The business plan competition, which is the third aspect of the PED, seeks to encourage “young and innovative people with credible business ideas to gain access to the required business support”.
The competition is targeted at Basotho youths and women interested in manufacturing, agriculture, tourism and renewable energy.
BEDCO’s acting chief executive, Pesha Shale, said the first phase of the competition will shortlist 110 businesses that will be trimmed to 20 and then 10 finalists who “will have an opportunity to win cash prizes”.

“Expectation is that 50% of these (businesses) should be women-owned,” Shale said.
The completion will cover an eight-month cycle that will include submission of the business plans, as well as training on how to improve and pitch them to potential investors or funders for the last 20 entrepreneurs.

He said in addition to getting a share of the M1 million start-up or business development support, the final 10 will receive incubation and entrepreneurship development training.
The panel of judges will be drawn from local and regional experts.
Shale emphasised that the competition “is open to people in all districts and should not be seen as a Maseru thing”.

He said Lesotho is in the race to diversify its economy and alleviate poverty.
Lesotho’s economy, he said, is dangerously reliant on the public sector which can no longer create new jobs and boost economic growth.
Lerata Pekane, the Principal Secretary of the Small Businesses Ministry who is also chairman of BEDCO, described small and medium businesses as the key drivers of employment in the private sector.

Pekane said small and medium businesses account for 85 percent of employment but contributed only 16 percent of GDP because they are not getting adequate support.
“We should not forget that most of these businesses are informal,” Pekane said.

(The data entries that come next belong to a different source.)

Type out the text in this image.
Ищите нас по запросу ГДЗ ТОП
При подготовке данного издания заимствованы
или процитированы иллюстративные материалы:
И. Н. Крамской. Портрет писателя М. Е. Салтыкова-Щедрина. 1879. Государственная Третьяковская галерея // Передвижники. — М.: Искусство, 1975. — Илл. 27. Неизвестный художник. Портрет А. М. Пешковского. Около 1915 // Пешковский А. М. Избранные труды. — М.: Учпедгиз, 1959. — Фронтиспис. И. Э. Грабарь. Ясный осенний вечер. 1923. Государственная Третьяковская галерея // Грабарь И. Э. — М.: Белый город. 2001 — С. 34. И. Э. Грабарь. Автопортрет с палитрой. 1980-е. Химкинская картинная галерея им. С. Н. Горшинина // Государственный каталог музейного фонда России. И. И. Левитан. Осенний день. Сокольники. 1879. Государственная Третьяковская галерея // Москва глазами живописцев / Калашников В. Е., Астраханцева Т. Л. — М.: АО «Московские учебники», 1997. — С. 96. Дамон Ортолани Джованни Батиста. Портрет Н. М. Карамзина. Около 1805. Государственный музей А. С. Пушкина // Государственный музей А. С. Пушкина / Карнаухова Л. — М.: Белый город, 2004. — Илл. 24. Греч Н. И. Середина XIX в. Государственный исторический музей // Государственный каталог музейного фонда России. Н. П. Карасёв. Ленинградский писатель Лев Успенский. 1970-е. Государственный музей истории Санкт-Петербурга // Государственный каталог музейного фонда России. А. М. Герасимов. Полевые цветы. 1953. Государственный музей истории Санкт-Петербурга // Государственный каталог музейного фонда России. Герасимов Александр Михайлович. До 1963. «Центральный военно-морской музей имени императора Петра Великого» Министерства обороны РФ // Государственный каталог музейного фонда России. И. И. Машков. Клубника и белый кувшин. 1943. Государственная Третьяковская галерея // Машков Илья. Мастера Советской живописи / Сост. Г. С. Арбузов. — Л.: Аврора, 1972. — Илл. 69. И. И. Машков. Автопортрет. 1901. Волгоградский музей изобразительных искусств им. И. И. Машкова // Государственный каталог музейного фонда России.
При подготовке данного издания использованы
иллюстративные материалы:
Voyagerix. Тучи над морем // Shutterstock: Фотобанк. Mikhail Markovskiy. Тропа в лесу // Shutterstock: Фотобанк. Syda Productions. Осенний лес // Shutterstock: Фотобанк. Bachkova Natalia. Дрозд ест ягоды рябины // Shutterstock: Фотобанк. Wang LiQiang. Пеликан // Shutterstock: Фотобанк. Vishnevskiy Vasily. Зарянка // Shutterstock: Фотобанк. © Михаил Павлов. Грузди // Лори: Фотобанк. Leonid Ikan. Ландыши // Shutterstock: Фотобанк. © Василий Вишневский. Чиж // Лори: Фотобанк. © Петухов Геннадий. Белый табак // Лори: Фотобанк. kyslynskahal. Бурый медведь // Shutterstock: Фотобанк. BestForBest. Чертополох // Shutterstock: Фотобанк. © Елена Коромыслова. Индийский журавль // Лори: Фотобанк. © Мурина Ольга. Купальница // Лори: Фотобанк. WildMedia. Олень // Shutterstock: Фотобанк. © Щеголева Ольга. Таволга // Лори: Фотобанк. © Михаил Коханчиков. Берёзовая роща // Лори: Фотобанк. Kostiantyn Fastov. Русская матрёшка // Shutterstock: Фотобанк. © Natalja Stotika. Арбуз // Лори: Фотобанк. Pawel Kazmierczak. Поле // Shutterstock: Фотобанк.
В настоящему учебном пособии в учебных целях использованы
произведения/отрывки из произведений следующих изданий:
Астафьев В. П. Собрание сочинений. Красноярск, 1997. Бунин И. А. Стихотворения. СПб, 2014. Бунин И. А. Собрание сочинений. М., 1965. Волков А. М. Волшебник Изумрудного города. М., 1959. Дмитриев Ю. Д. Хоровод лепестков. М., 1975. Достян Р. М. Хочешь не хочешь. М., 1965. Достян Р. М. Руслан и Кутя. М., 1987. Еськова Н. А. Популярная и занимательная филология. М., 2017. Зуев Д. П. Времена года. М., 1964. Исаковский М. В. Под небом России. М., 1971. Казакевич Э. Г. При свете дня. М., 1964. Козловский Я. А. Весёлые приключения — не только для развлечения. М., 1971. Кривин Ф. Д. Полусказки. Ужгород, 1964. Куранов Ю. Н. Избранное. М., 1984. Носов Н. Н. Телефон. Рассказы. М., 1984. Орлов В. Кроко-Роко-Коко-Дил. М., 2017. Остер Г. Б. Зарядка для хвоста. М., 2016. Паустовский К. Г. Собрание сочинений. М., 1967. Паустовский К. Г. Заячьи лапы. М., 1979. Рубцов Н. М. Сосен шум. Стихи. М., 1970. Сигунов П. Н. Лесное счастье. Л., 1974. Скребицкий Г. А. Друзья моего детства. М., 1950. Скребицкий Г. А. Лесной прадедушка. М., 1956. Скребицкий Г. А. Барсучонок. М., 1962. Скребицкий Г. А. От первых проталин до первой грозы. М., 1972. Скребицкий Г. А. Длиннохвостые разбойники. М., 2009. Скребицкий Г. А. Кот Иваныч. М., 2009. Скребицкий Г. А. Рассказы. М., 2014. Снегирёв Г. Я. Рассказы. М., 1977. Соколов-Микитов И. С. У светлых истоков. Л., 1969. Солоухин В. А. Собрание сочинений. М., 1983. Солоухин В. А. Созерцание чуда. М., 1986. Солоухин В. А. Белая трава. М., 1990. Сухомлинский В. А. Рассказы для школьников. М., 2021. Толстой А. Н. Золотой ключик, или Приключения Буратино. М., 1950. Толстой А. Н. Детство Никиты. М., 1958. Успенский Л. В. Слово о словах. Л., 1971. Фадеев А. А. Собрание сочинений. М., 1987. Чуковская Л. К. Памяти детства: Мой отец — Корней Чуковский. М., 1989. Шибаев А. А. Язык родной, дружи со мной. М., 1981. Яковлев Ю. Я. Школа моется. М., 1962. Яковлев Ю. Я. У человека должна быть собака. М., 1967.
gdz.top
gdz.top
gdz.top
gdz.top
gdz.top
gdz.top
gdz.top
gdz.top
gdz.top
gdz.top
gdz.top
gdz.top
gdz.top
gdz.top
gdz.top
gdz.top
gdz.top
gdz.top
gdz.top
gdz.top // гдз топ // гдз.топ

He said the contribution of these businesses to the GDP remains low because there has not been a strong link between big and small business.
“Even in government they were excluded because of formalities.”
Chaba Mokuku, project manager of the Economic Diversification Support Project, said the competition fits well into the several initiatives to diversify the economy.
“It’s urgent that we diversify our economy,” Mokuku said.
“The government cannot absorb more people because the wage bill is already huge and SACU revenues are sliding. We need to find new areas to create jobs and generate revenue. The answer is in growing the private sector,” he said.